Newcomer challenging 19-year incumbent for local U.S. House seat

As the latest debate between Hillary Clinton and Barack Obama dominates headlines across the country, one local race for the November general elections is just beginning to heat up.

Ocala resident Tim Cunha, a Democrat and former attorney, recently announced his intention to run against 19-year incumbant Cliff Stearns, a Republican, for the local U.S. House of Representatives seat.

District 6 - spanning upward from south of Ocala, through Gainesville and up to the Georgia border - has long been represented by Stearns, 67, who has won the seat in the last nine elections.

Yet Cunha, 57, said he hopes his background in law and his ideas for national policies will send voters to the polls with him in mind.

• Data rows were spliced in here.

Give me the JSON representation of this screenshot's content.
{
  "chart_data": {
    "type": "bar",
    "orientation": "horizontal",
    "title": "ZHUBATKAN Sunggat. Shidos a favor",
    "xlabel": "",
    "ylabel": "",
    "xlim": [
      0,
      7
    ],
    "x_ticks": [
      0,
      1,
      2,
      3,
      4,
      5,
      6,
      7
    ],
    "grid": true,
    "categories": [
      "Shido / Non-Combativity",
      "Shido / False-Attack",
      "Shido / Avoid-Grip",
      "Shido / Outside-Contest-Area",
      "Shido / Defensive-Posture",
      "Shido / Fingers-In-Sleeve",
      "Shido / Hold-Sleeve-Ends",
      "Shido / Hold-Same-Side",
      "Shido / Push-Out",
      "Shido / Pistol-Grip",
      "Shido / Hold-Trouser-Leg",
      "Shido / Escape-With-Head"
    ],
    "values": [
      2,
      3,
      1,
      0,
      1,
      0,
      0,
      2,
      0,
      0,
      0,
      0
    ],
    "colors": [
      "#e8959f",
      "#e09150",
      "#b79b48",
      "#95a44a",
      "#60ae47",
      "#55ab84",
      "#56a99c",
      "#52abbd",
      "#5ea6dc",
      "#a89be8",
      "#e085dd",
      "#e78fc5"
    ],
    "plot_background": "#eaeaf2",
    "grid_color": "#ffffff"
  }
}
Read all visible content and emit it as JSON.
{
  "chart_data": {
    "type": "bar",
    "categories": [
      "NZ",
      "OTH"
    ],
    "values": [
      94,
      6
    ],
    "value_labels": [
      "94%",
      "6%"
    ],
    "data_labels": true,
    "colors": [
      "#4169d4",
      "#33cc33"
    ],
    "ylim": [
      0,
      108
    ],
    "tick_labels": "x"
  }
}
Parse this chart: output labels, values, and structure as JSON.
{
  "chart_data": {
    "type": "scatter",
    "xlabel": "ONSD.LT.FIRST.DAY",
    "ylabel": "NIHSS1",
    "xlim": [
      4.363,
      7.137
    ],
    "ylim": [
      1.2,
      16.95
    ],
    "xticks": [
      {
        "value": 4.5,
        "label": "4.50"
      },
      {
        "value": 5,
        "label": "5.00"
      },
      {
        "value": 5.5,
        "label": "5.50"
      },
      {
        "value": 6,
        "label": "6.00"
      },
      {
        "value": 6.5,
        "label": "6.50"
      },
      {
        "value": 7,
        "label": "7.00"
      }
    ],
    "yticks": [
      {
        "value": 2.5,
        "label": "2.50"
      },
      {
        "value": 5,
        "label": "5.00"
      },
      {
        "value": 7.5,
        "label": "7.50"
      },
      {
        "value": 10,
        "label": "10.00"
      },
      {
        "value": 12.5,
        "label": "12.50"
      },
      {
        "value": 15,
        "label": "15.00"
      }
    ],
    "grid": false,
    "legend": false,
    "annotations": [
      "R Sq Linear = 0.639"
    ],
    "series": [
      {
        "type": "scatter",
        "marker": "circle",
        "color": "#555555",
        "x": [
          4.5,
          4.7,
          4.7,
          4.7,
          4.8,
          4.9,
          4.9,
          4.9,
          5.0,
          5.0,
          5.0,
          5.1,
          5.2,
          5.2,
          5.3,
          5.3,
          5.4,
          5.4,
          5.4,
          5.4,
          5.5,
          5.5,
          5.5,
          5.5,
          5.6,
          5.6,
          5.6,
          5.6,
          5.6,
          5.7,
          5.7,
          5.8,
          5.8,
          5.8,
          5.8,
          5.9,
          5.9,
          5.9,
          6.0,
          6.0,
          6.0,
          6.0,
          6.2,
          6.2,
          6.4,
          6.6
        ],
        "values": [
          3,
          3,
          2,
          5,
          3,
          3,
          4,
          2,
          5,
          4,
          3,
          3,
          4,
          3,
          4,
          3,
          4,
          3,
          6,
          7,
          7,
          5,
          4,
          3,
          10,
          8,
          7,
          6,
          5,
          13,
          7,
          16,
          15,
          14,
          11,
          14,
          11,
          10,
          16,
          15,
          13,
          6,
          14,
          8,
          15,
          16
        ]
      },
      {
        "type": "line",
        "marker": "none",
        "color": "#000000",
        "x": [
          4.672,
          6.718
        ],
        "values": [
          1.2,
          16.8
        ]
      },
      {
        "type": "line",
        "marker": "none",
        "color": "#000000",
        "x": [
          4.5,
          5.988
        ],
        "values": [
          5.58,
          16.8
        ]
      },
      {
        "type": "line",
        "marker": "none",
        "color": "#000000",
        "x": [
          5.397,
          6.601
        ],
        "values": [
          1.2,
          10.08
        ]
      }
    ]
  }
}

Since Stearns was elected to the House, he has backed mostly conservative ideals, and in recent years has supported almost all of the Bush administration's propositions.

According to The Washington Post's Congress Votes Database, 90.8 percent of his votes have followed the Republican majority.

But even though that track record may not fit Alachua County, which voted in the 2006 election for Stearns' Democratic opponent, Dave Bruderly, a press officer for Stearns said it's still too early for the congressman to begin his campaign.

Paul Flusche, Stearns' spokesman, said the congressman is focused on his job right now and has not yet thought about campaigning.

Even so, Stearns has already built up an enviable election fund. According to campaign finance reports published by the Center for Responsive Politics, a non-partisan research group, he has about $2.3 million in cash on hand - the fifth most by a U.S. representative for this year's elections.

Yet Cunha said he thinks his views, which he described as "representative of the great middle majority of Americans," will trump those of Stearns' moneyed "ultra-conservative playbook."

The former attorney of 30 years and part-time Rutgers professor said he has begun campaigning full-time to voters of all leanings.

"There's not some radical left-wing solution, and there's not some radical right-wing solution," he said. "People aren't just voting straight party lines anymore. They're thinking."